Quanto ganhaste com a medalha, já agora? Fernando levanta o tronco, olha em frente e ri-se. “O prémio foi 25 mil euros, um valor definido pelo Governo. Quando soubemos o valor, começámos a rir. A canoagem é um desporto individual, mas como a medalha é K2 [Fernando Pimenta faz dupla com Emanuel Silva] dividiram o prémio. É assim.” Levanta as sobrancelhas e dá ao pedal com mais força. “Até tenho vergonha de dizer lá fora quanto é que ganhámos.”

E como é que ganharam? “Por norma, costumo dormir muito bem nos dias das provas. Sei o que tenho a fazer e nada me tira o sono. Nessa manhã, nem sei se foi o dia em que o meu treinador me foi acordar à porta do quarto. Estava tão bem a dormir, ahahah. Lembro-me de que acordei super bem-disposto, tomei o pequeno-almoço, arrumei as coisas todas e fui para a pista.” O ritmo é forte, sem parar durante um quilómetro. “Quando cortámos a meta, percebemos logo que era para medalha, só não sabíamos se era ouro ou prata. Olhámos para o ecrã gigante e percebemos que foi prata por quase nada. É uma diferença que nos motiva a trabalhar mais.” Ganha a Hungria, não é? “Sim, a Hungria aposta muito forte na canoagem, como a China no ténis de mesa.”

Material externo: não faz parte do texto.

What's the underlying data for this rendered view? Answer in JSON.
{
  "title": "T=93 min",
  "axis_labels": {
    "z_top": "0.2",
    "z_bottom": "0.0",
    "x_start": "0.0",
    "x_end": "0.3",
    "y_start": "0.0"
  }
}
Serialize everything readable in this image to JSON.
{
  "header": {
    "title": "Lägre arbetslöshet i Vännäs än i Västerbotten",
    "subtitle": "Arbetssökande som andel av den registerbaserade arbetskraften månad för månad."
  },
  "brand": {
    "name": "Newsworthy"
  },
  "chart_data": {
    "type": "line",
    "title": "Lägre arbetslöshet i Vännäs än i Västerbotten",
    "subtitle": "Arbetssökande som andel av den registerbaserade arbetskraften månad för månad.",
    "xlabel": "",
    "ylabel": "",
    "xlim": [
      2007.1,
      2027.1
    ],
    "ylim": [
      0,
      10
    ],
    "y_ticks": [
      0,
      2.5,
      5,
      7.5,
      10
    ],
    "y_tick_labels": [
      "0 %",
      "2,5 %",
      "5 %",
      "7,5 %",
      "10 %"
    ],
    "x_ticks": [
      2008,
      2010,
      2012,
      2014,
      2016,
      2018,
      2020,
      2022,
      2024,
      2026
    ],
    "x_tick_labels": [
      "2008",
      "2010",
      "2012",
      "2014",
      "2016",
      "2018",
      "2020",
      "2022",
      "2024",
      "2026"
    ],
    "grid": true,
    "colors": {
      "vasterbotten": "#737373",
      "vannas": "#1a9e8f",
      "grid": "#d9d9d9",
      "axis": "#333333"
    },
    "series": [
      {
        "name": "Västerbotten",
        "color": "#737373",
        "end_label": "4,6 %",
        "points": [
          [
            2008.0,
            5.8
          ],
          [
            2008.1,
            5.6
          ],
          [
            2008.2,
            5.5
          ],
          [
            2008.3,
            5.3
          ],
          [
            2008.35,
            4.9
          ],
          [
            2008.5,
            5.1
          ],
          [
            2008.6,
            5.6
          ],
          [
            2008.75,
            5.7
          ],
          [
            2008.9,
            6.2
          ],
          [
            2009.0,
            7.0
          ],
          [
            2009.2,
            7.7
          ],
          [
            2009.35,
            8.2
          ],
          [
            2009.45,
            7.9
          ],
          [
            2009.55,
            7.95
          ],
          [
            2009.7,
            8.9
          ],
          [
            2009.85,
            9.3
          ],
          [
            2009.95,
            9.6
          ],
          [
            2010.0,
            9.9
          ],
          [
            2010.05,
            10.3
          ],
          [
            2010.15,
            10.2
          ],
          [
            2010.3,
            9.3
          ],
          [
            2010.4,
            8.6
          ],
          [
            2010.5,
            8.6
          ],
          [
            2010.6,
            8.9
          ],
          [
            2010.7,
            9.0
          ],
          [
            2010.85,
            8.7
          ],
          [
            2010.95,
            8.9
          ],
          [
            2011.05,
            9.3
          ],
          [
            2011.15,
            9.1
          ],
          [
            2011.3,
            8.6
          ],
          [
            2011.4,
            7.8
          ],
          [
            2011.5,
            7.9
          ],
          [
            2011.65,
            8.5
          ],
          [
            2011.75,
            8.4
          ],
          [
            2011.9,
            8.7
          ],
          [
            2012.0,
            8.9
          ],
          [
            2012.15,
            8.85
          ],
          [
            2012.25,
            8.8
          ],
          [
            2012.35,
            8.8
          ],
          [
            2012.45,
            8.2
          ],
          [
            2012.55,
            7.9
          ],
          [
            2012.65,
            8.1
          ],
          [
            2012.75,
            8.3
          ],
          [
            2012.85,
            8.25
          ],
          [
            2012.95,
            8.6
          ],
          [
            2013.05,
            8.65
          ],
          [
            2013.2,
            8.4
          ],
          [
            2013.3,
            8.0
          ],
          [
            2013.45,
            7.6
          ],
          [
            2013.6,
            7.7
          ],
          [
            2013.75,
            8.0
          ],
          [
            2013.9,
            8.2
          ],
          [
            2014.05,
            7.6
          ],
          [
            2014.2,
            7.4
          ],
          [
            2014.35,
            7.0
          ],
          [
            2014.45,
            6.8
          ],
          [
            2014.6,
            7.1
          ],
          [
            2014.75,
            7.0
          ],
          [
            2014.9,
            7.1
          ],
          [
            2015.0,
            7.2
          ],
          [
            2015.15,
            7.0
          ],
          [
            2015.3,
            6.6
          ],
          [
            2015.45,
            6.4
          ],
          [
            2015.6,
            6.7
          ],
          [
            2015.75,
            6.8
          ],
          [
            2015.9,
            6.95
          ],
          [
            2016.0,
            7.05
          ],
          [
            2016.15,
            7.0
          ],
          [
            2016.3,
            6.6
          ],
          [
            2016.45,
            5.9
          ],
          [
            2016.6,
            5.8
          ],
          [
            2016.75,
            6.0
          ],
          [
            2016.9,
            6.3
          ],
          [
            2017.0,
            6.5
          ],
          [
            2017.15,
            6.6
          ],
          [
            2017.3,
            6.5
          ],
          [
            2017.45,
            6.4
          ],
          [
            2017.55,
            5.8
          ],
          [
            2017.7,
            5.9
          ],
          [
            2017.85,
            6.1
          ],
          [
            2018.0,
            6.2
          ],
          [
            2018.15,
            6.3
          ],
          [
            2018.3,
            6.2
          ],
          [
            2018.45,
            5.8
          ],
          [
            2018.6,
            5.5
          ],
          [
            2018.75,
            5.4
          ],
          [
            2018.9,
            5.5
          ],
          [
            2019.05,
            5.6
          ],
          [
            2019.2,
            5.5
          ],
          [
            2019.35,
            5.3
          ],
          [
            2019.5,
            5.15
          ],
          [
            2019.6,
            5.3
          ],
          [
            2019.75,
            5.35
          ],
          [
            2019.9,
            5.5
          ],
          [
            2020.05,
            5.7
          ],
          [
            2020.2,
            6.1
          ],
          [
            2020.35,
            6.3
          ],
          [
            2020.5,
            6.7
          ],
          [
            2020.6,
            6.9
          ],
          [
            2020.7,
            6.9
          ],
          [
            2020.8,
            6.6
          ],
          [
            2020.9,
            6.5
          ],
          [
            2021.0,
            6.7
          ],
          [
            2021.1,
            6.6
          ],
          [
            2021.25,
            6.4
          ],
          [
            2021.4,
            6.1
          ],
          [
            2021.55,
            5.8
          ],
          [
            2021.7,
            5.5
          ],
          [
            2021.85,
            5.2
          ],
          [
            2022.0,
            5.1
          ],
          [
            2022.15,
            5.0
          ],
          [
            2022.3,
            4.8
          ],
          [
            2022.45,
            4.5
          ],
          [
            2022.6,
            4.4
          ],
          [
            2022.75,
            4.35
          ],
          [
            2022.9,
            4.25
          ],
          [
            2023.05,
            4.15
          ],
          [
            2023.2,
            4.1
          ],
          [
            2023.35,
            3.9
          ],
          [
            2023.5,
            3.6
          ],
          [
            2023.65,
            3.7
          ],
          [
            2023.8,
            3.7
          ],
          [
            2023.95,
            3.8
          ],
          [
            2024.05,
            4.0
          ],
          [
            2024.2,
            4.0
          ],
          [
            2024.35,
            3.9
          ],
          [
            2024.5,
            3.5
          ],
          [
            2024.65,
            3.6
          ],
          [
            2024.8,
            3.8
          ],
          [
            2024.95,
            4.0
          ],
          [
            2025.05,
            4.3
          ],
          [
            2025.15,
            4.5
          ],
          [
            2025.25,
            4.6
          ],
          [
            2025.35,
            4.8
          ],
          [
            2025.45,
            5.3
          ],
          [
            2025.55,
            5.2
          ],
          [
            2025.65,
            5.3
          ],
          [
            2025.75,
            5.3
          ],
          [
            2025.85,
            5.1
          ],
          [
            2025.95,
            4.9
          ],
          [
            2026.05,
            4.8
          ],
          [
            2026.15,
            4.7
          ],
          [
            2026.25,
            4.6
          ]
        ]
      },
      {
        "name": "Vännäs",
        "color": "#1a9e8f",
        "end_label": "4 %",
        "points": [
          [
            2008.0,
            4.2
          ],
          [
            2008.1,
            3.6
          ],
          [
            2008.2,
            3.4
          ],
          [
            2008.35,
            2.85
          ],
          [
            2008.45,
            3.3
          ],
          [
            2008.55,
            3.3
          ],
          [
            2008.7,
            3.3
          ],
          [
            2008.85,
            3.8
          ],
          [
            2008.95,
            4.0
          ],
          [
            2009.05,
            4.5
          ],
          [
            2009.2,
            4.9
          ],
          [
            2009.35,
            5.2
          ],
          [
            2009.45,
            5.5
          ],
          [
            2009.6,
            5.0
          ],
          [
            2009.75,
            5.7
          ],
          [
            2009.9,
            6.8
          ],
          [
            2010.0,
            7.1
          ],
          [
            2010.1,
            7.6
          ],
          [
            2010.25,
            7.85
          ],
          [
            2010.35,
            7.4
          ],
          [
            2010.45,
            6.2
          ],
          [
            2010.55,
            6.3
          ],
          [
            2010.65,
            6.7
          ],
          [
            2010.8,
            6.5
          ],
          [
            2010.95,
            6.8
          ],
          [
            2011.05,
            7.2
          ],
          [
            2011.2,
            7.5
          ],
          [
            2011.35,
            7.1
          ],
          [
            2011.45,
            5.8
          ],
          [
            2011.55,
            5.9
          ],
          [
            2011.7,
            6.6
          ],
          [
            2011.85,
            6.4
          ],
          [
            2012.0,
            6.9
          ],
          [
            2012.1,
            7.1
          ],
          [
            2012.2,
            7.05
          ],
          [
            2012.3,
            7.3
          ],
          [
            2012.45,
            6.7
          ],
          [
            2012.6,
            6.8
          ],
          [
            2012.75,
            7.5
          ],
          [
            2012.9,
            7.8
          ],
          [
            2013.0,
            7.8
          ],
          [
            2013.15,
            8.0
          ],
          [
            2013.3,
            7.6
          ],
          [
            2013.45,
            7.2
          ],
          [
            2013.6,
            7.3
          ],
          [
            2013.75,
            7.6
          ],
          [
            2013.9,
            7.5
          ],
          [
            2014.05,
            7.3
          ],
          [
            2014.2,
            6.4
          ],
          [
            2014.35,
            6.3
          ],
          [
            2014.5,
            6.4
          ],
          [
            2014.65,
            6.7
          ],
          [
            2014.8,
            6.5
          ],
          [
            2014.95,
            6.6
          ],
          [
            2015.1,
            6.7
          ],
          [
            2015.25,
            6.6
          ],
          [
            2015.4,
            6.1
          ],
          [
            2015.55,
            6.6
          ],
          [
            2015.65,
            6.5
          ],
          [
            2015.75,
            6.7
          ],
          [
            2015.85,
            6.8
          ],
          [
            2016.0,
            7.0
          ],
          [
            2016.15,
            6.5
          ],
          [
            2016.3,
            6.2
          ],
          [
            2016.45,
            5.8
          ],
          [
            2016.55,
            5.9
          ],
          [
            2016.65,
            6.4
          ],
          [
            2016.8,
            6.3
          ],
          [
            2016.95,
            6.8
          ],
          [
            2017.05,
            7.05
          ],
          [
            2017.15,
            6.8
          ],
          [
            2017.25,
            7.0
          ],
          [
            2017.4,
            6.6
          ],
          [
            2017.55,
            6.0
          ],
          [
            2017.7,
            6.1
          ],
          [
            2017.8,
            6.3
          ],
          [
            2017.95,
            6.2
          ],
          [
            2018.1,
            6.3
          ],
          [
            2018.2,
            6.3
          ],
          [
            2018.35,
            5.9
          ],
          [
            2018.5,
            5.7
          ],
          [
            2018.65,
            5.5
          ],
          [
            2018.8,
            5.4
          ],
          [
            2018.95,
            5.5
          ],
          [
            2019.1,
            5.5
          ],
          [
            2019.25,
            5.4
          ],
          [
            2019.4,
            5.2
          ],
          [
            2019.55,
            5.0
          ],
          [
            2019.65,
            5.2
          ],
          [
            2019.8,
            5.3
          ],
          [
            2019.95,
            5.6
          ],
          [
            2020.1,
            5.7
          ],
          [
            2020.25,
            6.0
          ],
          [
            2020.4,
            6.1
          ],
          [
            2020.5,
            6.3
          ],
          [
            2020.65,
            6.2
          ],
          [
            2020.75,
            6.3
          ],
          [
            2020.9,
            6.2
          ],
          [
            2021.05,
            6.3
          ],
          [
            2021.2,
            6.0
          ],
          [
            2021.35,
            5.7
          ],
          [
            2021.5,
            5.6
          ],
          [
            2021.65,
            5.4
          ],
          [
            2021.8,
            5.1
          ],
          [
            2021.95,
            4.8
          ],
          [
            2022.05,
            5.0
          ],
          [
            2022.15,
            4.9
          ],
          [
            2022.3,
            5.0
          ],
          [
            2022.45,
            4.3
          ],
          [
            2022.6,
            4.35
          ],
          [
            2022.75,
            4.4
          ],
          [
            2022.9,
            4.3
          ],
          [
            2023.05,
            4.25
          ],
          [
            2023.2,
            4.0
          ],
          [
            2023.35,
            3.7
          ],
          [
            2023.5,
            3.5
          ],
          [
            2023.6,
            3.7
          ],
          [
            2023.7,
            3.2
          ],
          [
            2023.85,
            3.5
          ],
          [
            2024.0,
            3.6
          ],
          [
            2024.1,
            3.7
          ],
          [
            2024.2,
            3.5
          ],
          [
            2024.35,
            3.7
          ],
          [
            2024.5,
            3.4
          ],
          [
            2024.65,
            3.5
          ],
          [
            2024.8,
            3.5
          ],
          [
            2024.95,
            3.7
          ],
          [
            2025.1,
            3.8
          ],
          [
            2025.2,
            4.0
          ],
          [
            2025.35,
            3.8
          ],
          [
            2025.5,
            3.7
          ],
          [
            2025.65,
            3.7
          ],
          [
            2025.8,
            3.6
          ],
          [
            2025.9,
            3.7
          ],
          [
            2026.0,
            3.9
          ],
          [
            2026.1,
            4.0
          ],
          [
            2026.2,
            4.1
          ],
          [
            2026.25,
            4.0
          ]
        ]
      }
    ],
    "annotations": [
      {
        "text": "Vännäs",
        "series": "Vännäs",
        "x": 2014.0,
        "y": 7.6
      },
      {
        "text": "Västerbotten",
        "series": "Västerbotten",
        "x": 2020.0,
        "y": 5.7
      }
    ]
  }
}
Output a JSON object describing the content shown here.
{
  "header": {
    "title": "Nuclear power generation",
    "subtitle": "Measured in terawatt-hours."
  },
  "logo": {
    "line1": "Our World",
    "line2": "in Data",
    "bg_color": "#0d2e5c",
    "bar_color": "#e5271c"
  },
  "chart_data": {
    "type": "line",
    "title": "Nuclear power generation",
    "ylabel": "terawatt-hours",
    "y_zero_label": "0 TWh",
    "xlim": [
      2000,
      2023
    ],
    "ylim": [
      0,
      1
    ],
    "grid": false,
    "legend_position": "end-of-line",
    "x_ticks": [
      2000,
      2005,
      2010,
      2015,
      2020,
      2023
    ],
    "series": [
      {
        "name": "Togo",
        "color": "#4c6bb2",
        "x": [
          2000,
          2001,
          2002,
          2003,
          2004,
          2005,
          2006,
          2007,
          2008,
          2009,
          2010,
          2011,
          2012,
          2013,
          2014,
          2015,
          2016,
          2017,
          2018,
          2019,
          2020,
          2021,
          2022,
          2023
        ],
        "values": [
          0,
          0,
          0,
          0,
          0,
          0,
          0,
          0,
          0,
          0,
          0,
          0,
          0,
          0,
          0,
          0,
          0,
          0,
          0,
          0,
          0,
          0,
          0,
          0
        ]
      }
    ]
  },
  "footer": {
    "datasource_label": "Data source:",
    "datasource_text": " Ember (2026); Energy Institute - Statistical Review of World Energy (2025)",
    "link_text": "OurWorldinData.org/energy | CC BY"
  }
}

E agora para Tóquio? “Voo para Osaka, com escala em Paris.” Em económica? “Business, porque paguei o upgrade. Para lá, digo. Para cá, nem que venha no porão. Não me interessa, só quero é voltar para casa e ver a família. Chego 15 dias antes da competição para me adaptar à humidade e calor. Ao calor já estou habituado, porque é parecido com o de cá, tenho é de me habituar à humidade.” E a aldeia olímpica? “Em 2012, a canoagem estava numa outra aldeia. Em 2016, no Rio, ainda passei uns dias na aldeia olímpica e é diferente porque cruzam-se vários estados de espírito, uns porque conseguiram alcançar os resultados, outros ficaram aquém. Seja como for, temos sempre de bloquear certas energias.” 

Por falar em energias, Pimenta fala-nos de uma determinada aprendizagem. “Em 2015–16, fiz um estágio com a equipa da Alemanha e a sinergia entre eles e a forma de pensar o trabalho é qualquer coisa. Dei um salto.” Dá mesmo. Salta da bicicleta para a banheira de pedras de gelo, nas traseiras do quarto de hotel. Quase 12 graus. O homem tremelica por todo o lado e fala de um feito extraordinário. “Ponte de Lima foi pioneira a dar canoagem como disciplina curricular no desporto escolar, por volta de 2005, 2006.” O Minho, sempre ele, a puxar por Fernando. Quando sai da banheira, o sol alentejano de Avis conforta-lhe a alma. E dá-lhe a paz necessária para a próxima medalha.